I thought it should be SkyTrain to be able to handle the tight turns of downtown, and to be compatible with the Eglinton and SRT line.
Now it looks like they are thinking about TO subway compatible and nothing else.
 
It wouldn't surprise me. It's twice as busy as the busiest station in New York City (Times Square - 42nd St). Most other cities have multiple transfer points between lines (and more lines in general), so everyone isn't squeezed through one station.

Bloor Yonge has 400,000 users go "through" the station every day. Transfers are counted twice in typical TTC fashion. A lot of these will just pass through and not even get on or off. Say 1/2 don't leave the train and then remove the counting of twice. Guessing 100,000 actually step a foot on the platform.

Central station in Hong Kong has 200,000 people "use" the station. Don't know what "use" means but I presume it means they actually get on or off (based on my personal comparison of Bloor Yonge vs Central)
 
Richmond/Adelaide doesn't alleviate the 501, offers the poorest interchange transfer connections and runs into alignment issues beyond Parliament and Bathurst.

If the bulk of transit planners and civil engineers way back in 1910 and ever since saw the infinite wisdom of building a subway underneath Queen Street, who are we to challenge their facts?

Maybe things have changed since 1910. Crazy things. Like high-rises, automobiles, women having the right to vote, etc. But some things never change...I assume the plutocracy back then and the politicians now never actually rode transit other than for photo ops.
 
I've never heard that Bloor-Yonge is the busiest interchange station in the world before, but I wouldn't be overly surprised. Ontario has a habit if building infrastructure in a way that gives us a few massive pieces of infrastructure but poor overall coverage. Compare with Quebec for example. They have more freeways than Ontario and Montreal has more downtown train stations, more freeways, and a bigger subway system than Toronto (not that all of these are bad things). And it's not just Quebec, Alberta has more four lane highways than Ontario thanks to their extensive at grade expressway network.

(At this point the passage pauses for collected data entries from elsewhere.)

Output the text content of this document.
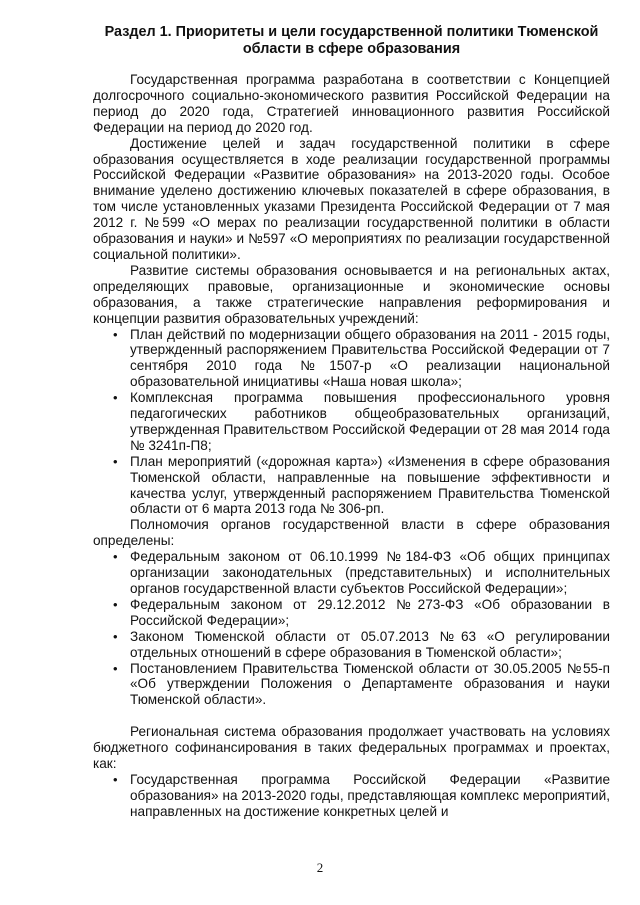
Раздел 1. Приоритеты и цели государственной политики Тюменской
области в сфере образования

Государственная программа разработана в соответствии с Концепцией долгосрочного социально-экономического развития Российской Федерации на период до 2020 года, Стратегией инновационного развития Российской Федерации на период до 2020 год.

Достижение целей и задач государственной политики в сфере образования осуществляется в ходе реализации государственной программы Российской Федерации «Развитие образования» на 2013-2020 годы. Особое внимание уделено достижению ключевых показателей в сфере образования, в том числе установленных указами Президента Российской Федерации от 7 мая 2012 г. №599 «О мерах по реализации государственной политики в области образования и науки» и №597 «О мероприятиях по реализации государственной социальной политики».

Развитие системы образования основывается и на региональных актах, определяющих правовые, организационные и экономические основы образования, а также стратегические направления реформирования и концепции развития образовательных учреждений:

• План действий по модернизации общего образования на 2011 - 2015 годы, утвержденный распоряжением Правительства Российской Федерации от 7 сентября 2010 года №1507-р «О реализации национальной образовательной инициативы «Наша новая школа»;
• Комплексная программа повышения профессионального уровня педагогических работников общеобразовательных организаций, утвержденная Правительством Российской Федерации от 28 мая 2014 года № 3241п-П8;
• План мероприятий («дорожная карта») «Изменения в сфере образования Тюменской области, направленные на повышение эффективности и качества услуг, утвержденный распоряжением Правительства Тюменской области от 6 марта 2013 года № 306-рп.

Полномочия органов государственной власти в сфере образования определены:

• Федеральным законом от 06.10.1999 №184-ФЗ «Об общих принципах организации законодательных (представительных) и исполнительных органов государственной власти субъектов Российской Федерации»;
• Федеральным законом от 29.12.2012 №273-ФЗ «Об образовании в Российской Федерации»;
• Законом Тюменской области от 05.07.2013 №63 «О регулировании отдельных отношений в сфере образования в Тюменской области»;
• Постановлением Правительства Тюменской области от 30.05.2005 №55-п «Об утверждении Положения о Департаменте образования и науки Тюменской области».

Региональная система образования продолжает участвовать на условиях бюджетного софинансирования в таких федеральных программах и проектах, как:

• Государственная программа Российской Федерации «Развитие образования» на 2013-2020 годы, представляющая комплекс мероприятий, направленных на достижение конкретных целей и
2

Ontario has a bit of an "all or nothing" attitude when it comes to infrastructure. We have a barebones subway network but the lines have massive trains. Madrid, for example, is the complete opposite. We have a relatively small 4 lane highway network (by North American standards anyway) and hardly any at grade expressways, 2+1 highways, or super-2s...but at the same time we have the busiest highway in the world. We have very little redundancy in our systems, as the bridge failure in Nipigon showed and as we can see every day at Bloor-Yonge.

I don't know why Ontario is like this, but it's something I notice every time I travel.
 
I've never heard that Bloor-Yonge is the busiest interchange station in the world before, but I wouldn't be overly surprised. Ontario has a habit if building infrastructure in a way that gives us a few massive pieces of infrastructure but poor overall coverage. Compare with Quebec for example. They have more freeways than Ontario and Montreal has more downtown train stations, more freeways, and a bigger subway system than Toronto (not that all of these are bad things). And it's not just Quebec, Alberta has more four lane highways than Ontario thanks to their extensive at grade expressway network.

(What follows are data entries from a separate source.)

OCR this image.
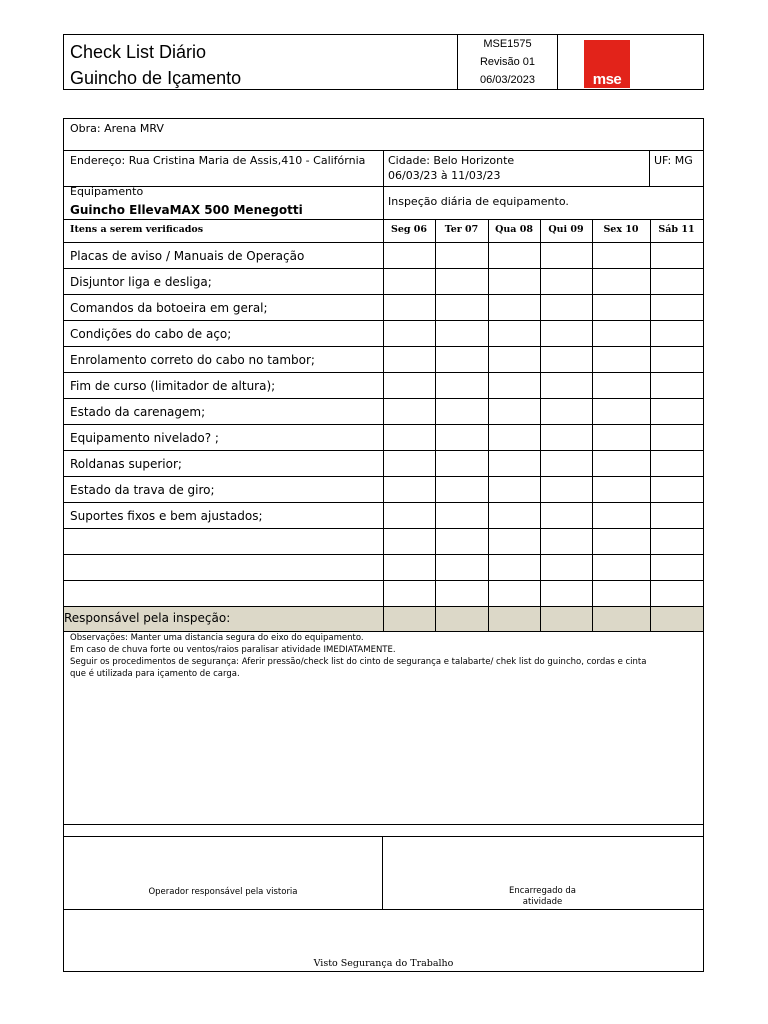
Check List Diário
Guincho de Içamento
MSE1575
Revisão 01
06/03/2023	mse
Obra: Arena MRV
Endereço: Rua Cristina Maria de Assis,410 - Califórnia Cidade: Belo Horizonte
06/03/23 à 11/03/23
UF: MG
Equipamento
Guincho EllevaMAX 500 Menegotti
Inspeção diária de equipamento.
Itens a serem verificados	Seg 06	Ter 07	Qua 08	Qui 09	Sex 10	Sáb 11
Placas de aviso / Manuais de Operação
Disjuntor liga e desliga;
Comandos da botoeira em geral;
Condições do cabo de aço;
Enrolamento correto do cabo no tambor;
Fim de curso (limitador de altura);
Estado da carenagem;
Equipamento nivelado? ;
Roldanas superior;
Estado da trava de giro;
Suportes fixos e bem ajustados;
Responsável pela inspeção:
Observações: Manter uma distancia segura do eixo do equipamento.
Em caso de chuva forte ou ventos/raios paralisar atividade IMEDIATAMENTE.
Seguir os procedimentos de segurança: Aferir pressão/check list do cinto de segurança e talabarte/ chek list do guincho, cordas e cinta
que é utilizada para içamento de carga.
Operador responsável pela vistoria	Encarregado da
atividade
Visto Segurança do Trabalho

Ontario has a bit of an "all or nothing" attitude when it comes to infrastructure. We have a barebones subway network but the lines have massive trains. Madrid, for example, is the complete opposite. We have a relatively small 4 lane highway network (by North American standards anyway) and hardly any at grade expressways, 2+1 highways, or super-2s...but at the same time we have the busiest highway in the world. We have very little redundancy in our systems, as the bridge failure in Nipigon showed and as we can see every day at Bloor-Yonge.

I don't know why Ontario is like this, but it's something I notice every time I travel.

Planning here has been very much focuses on squeezing every last ounce of capacity out of our current infrastructure, rather than building new infrastructure.

For example, if a line is over capacity, rather than build new lines we'll
- upgrade signalling system
- longer trains or vehicles
- platform screen doors
- etc, etc

Places like Vancouver will build rapid transit along corridors with ridership so low that it wouldn't even be considered here in Toronto.